Und auch insofern überraschend, da die österreichische Bundesliga zuletzt gefühlt nur eine Farmliga für die deutsche war. 30 Österreicher spielen in der ersten deutschen Liga, mehr als aus jedem anderen Land. Und auch bei der Suche nach neuen Trainern stoßen die deutschen Manager immer öfter auf Talente im Nachbarland, wo sich diese offenbar wunderbar entwickeln können. Vor dieser Saison verpflichtete beispielsweise Mönchengladbach Marco Rose aus Salzburg und der VfL Wolfsburg Oliver Glasner aus Linz. Sie schlugen beide direkt ein. Nach dem siebten Spieltag stehen die beiden ganz oben, Gladbach ist Tabellenführer vor Wolfsburg. Aber Salzburg und Linz haben unter den Verlusten nicht wie befürchtet gelitten.
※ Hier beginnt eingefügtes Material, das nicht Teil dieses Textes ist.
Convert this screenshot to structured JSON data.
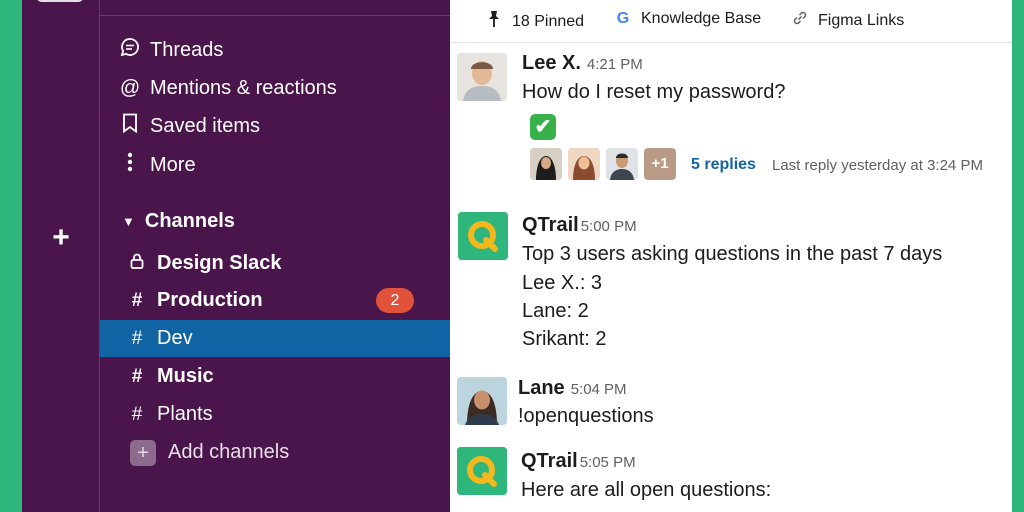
{
  "sidebar": {
    "nav": [
      {
        "label": "Threads",
        "icon": "threads-icon"
      },
      {
        "label": "Mentions & reactions",
        "icon": "at-icon"
      },
      {
        "label": "Saved items",
        "icon": "bookmark-icon"
      },
      {
        "label": "More",
        "icon": "more-vertical-icon"
      }
    ],
    "channels_header": "Channels",
    "channels": [
      {
        "prefix": "🔒",
        "label": "Design Slack"
      },
      {
        "prefix": "#",
        "label": "Production",
        "badge": "2"
      },
      {
        "prefix": "#",
        "label": "Dev"
      },
      {
        "prefix": "#",
        "label": "Music"
      },
      {
        "prefix": "#",
        "label": "Plants"
      }
    ],
    "add_channels": "Add channels"
  },
  "pinbar": {
    "pinned": "18 Pinned",
    "knowledge": "Knowledge Base",
    "figma": "Figma Links"
  },
  "messages": {
    "m1": {
      "author": "Lee X.",
      "time": "4:21 PM",
      "text": "How do I reset my password?",
      "reaction": "✔",
      "extra_count": "+1",
      "replies": "5 replies",
      "last_reply": "Last reply yesterday at 3:24 PM"
    },
    "m2": {
      "author": "QTrail",
      "time": "5:00 PM",
      "lines": [
        "Top 3 users asking questions in the past 7 days",
        "Lee X.: 3",
        "Lane: 2",
        "Srikant: 2"
      ]
    },
    "m3": {
      "author": "Lane",
      "time": "5:04 PM",
      "text": "!openquestions"
    },
    "m4": {
      "author": "QTrail",
      "time": "5:05 PM",
      "text": "Here are all open questions:"
    }
  },
  "colors": {
    "sidebar_bg": "#4a154b",
    "active_channel": "#1164a3",
    "badge": "#e0523a",
    "qtrail_brand": "#2eb67d",
    "link": "#1264a3"
  }
}
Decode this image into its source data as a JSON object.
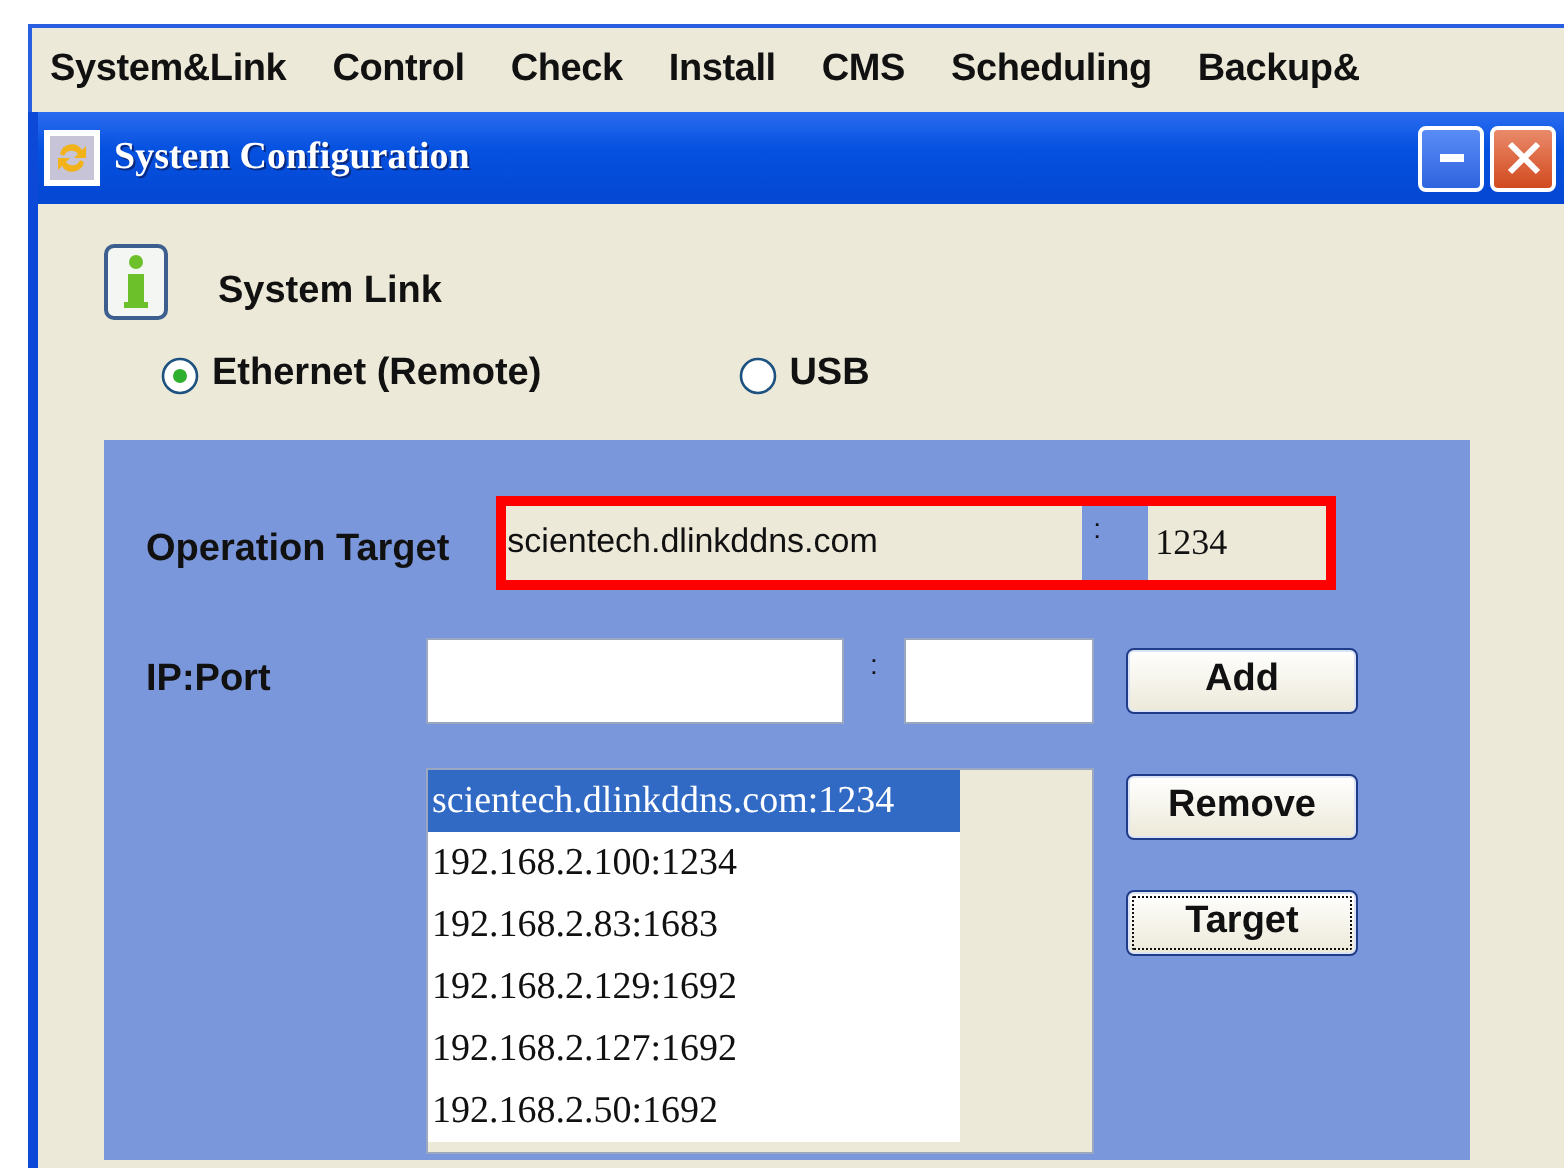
{
  "menu": [
    {
      "label": "System&Link"
    },
    {
      "label": "Control"
    },
    {
      "label": "Check"
    },
    {
      "label": "Install"
    },
    {
      "label": "CMS"
    },
    {
      "label": "Scheduling"
    },
    {
      "label": "Backup&"
    }
  ],
  "window": {
    "title": "System Configuration"
  },
  "section": {
    "title": "System Link"
  },
  "link_options": [
    {
      "label": "Ethernet (Remote)",
      "selected": true
    },
    {
      "label": "USB",
      "selected": false
    }
  ],
  "operation_target": {
    "label": "Operation Target",
    "host": "scientech.dlinkddns.com",
    "separator": ":",
    "port": "1234",
    "highlighted": true
  },
  "ip_port": {
    "label": "IP:Port",
    "separator": ":"
  },
  "buttons": [
    {
      "label": "Add",
      "focused": false
    },
    {
      "label": "Remove",
      "focused": false
    },
    {
      "label": "Target",
      "focused": true
    }
  ],
  "address_list": [
    {
      "label": "scientech.dlinkddns.com:1234",
      "selected": true
    },
    {
      "label": "192.168.2.100:1234",
      "selected": false
    },
    {
      "label": "192.168.2.83:1683",
      "selected": false
    },
    {
      "label": "192.168.2.129:1692",
      "selected": false
    },
    {
      "label": "192.168.2.127:1692",
      "selected": false
    },
    {
      "label": "192.168.2.50:1692",
      "selected": false
    }
  ]
}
Nach dem Duell gegen Salzburg staunte dann auch Welttrainer Jürgen Klopp über die Leistung des Gegners. „Heute haben wir einen schönen Schlag ins Gesicht bekommen von Salzburg“, sagte der in der Premier League mit sechs Siegen gestartete Klopp nach dem Spiel. Bei Rose-Nachfolger Jesse Marsch herrschte dagegen trotz der Niederlage der Stolz vor. „Hier haben wir gesehen, dass wir mit der vielleicht besten Mannschaft der Welt an der Anfield Road mitspielen können“, sagte der US-Amerikaner. Und Kapitän Andreas Ulmer war sich sicher: „Das Spiel wird immer in Erinnerung bleiben.“
Das sind schon ganz schön denkwürdige Nächte, die sie in Salzburg da gerade erleben. Nach dem Spiel gegen Genk jubelte der frühere Bremer Zlatko Junuzovic, immerhin schon 32 und mit der Erfahrung von über 500 Profi-Spielen: „Ich habe schon einiges erlebt, aber dieser Abend steht ganz weit vorne.“ Und André Ramalho, in der Bundesliga einst für Leverkusen und Mainz aktiv, erklärte: „Es hat sich unglaublich gut angefühlt, das Warten auf die Champions League hat sich gelohnt.“ Zuvor war Salzburg nämlich gleich elfmal in der Quali gescheitert und dafür mit mächtig Hohn und Spott übersät worden. Die Tatsache, dass Österreich durch die schon etwas erfolgreicheren Ergebnisse der letzten Saisons endlich einen fixen Starterplatz bekommen hat, ersparte RB diesmal die Play-offs. Nun ist Salzburg nach zwei Spielen Zweiter, der Traum vom Achtelfinal-Einzug lebt. Zumal die Salzburger seit unglaublichen 70 Heimspielen ungeschlagen sind. Und den neben Liverpool stärksten Gegner, den SSC Neapel, im März schon in der Europa League schlugen.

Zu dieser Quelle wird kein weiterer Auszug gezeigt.